Wettlaufer tried to kill two more seniors while working as a nurse at home-care agencies, then finally turned herself in to police in 2016 and confessed to the murders and attempted murders. Shortly after, Arpad Jr. got a call from police. They said his dad could have been murdered. “Everything stopped. There was no time. I didn’t know if I should cry or say anything,” he said.
Shock gave way to anger as the public inquiry unfolded last summer, revealing how badly institutions had failed to protect seniors from Wettlaufer and how she had gotten away with being an awful nurse in one job after another. “Nobody wanted to be held accountable. Nobody was punished,” Arpad Jr. said. “It seems to me that all the parties are accessories. Nobody monitored her. There was no control over what she did. My dad might still be here today if more was done.

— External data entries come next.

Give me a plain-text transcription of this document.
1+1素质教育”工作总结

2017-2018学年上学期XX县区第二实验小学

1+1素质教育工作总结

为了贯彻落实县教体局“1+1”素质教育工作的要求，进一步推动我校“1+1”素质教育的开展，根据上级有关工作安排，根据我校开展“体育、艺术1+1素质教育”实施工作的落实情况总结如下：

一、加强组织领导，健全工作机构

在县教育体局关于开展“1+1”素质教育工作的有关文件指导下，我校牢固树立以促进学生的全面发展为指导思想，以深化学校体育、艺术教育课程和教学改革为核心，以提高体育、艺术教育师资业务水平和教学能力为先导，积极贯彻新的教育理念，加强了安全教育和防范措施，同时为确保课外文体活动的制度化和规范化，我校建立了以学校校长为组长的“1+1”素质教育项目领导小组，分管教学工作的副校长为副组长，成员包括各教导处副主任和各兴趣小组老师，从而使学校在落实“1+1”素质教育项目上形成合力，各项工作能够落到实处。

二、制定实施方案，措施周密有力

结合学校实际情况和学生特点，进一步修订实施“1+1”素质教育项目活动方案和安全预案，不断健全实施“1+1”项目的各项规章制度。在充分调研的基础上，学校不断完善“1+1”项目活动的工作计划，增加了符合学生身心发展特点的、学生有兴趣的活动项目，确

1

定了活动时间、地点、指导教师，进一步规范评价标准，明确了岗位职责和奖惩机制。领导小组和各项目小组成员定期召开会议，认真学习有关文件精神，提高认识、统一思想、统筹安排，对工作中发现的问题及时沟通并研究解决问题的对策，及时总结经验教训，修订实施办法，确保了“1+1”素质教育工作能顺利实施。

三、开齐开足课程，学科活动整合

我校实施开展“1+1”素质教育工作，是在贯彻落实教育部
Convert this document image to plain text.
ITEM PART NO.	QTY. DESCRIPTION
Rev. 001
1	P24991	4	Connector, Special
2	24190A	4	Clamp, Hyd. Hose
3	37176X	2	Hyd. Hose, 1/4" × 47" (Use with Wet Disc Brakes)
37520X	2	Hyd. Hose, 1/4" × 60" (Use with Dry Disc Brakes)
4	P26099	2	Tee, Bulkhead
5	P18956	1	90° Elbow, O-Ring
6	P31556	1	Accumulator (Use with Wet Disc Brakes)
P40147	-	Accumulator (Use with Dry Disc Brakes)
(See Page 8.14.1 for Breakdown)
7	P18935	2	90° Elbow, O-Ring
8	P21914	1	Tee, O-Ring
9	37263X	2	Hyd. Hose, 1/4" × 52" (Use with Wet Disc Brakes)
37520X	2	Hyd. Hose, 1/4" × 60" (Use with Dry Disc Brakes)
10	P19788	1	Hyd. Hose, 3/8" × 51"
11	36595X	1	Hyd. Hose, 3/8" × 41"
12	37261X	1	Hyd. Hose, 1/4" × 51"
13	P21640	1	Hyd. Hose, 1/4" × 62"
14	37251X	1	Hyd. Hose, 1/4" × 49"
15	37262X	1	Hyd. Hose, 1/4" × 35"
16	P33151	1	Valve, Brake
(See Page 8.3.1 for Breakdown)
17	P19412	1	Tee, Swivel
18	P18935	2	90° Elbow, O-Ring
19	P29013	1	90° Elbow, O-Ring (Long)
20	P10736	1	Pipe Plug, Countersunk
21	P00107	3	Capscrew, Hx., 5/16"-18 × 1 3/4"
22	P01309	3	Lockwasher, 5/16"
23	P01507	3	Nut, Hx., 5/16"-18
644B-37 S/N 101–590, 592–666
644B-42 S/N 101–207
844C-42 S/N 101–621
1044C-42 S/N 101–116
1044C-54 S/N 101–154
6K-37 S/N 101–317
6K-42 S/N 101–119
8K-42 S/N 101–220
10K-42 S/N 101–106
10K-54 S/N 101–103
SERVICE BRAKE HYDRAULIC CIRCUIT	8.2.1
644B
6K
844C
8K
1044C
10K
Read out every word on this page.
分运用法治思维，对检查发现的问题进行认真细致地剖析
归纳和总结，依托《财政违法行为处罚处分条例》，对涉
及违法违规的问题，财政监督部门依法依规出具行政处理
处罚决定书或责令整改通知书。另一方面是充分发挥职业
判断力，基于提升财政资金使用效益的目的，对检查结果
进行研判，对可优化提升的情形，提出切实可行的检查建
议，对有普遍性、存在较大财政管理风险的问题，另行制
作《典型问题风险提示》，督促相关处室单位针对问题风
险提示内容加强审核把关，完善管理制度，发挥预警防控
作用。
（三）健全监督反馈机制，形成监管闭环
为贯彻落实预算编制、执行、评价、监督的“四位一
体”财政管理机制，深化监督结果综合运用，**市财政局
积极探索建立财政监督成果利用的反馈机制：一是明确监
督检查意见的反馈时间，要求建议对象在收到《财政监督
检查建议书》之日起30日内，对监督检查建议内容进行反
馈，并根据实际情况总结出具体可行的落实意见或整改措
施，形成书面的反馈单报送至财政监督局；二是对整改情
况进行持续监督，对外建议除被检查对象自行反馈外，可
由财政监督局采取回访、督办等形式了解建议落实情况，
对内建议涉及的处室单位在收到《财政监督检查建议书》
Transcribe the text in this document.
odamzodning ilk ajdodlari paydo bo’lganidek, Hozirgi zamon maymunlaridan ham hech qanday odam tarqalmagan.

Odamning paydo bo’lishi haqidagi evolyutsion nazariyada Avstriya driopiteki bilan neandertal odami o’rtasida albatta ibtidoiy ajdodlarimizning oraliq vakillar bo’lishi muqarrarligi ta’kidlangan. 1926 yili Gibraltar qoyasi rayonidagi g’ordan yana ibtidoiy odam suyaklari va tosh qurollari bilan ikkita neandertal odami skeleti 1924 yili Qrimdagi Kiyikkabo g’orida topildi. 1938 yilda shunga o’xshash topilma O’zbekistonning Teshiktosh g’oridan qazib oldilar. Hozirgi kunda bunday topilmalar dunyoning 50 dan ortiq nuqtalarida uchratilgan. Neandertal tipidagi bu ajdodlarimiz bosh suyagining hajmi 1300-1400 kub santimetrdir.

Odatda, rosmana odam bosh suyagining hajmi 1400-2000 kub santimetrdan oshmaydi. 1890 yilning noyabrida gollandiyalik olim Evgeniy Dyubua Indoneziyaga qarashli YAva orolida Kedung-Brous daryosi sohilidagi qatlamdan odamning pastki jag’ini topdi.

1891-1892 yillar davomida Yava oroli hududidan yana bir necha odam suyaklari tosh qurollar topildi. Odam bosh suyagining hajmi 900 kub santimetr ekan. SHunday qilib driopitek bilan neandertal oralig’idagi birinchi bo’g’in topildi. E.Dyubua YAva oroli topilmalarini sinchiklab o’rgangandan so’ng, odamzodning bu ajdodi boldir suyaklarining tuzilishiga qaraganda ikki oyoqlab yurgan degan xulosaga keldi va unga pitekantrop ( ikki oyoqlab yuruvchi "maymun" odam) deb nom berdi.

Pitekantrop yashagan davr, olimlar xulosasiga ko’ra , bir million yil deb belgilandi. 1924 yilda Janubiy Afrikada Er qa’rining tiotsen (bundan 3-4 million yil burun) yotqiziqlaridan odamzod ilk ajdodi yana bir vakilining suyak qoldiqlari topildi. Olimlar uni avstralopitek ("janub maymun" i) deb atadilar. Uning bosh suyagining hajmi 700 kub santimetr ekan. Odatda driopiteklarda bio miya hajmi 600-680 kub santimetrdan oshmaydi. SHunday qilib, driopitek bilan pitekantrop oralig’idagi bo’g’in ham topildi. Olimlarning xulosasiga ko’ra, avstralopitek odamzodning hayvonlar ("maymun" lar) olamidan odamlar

“Seniors in this country are not taken care of. It sickens me,” he said.
His sister, Susan Horvath, said her father’s murder has left her severely depressed, anxious and unable to work. She doubts the inquiry will change anything. “Nobody is taking any of this seriously. The government is not going to dish out a lot of money to hire new nurses, never mind the abuse,” she said. Both Horvath siblings have filed lawsuits over their father’s murder.
“The system never reacted,” said Laura Tamblyn Watts of CARP. “The entire system is failing seniors at almost every level. We know so many of the answers but we need political will.” It remains to be seen if the horror of Wettlaufer’s deeds will make a difference.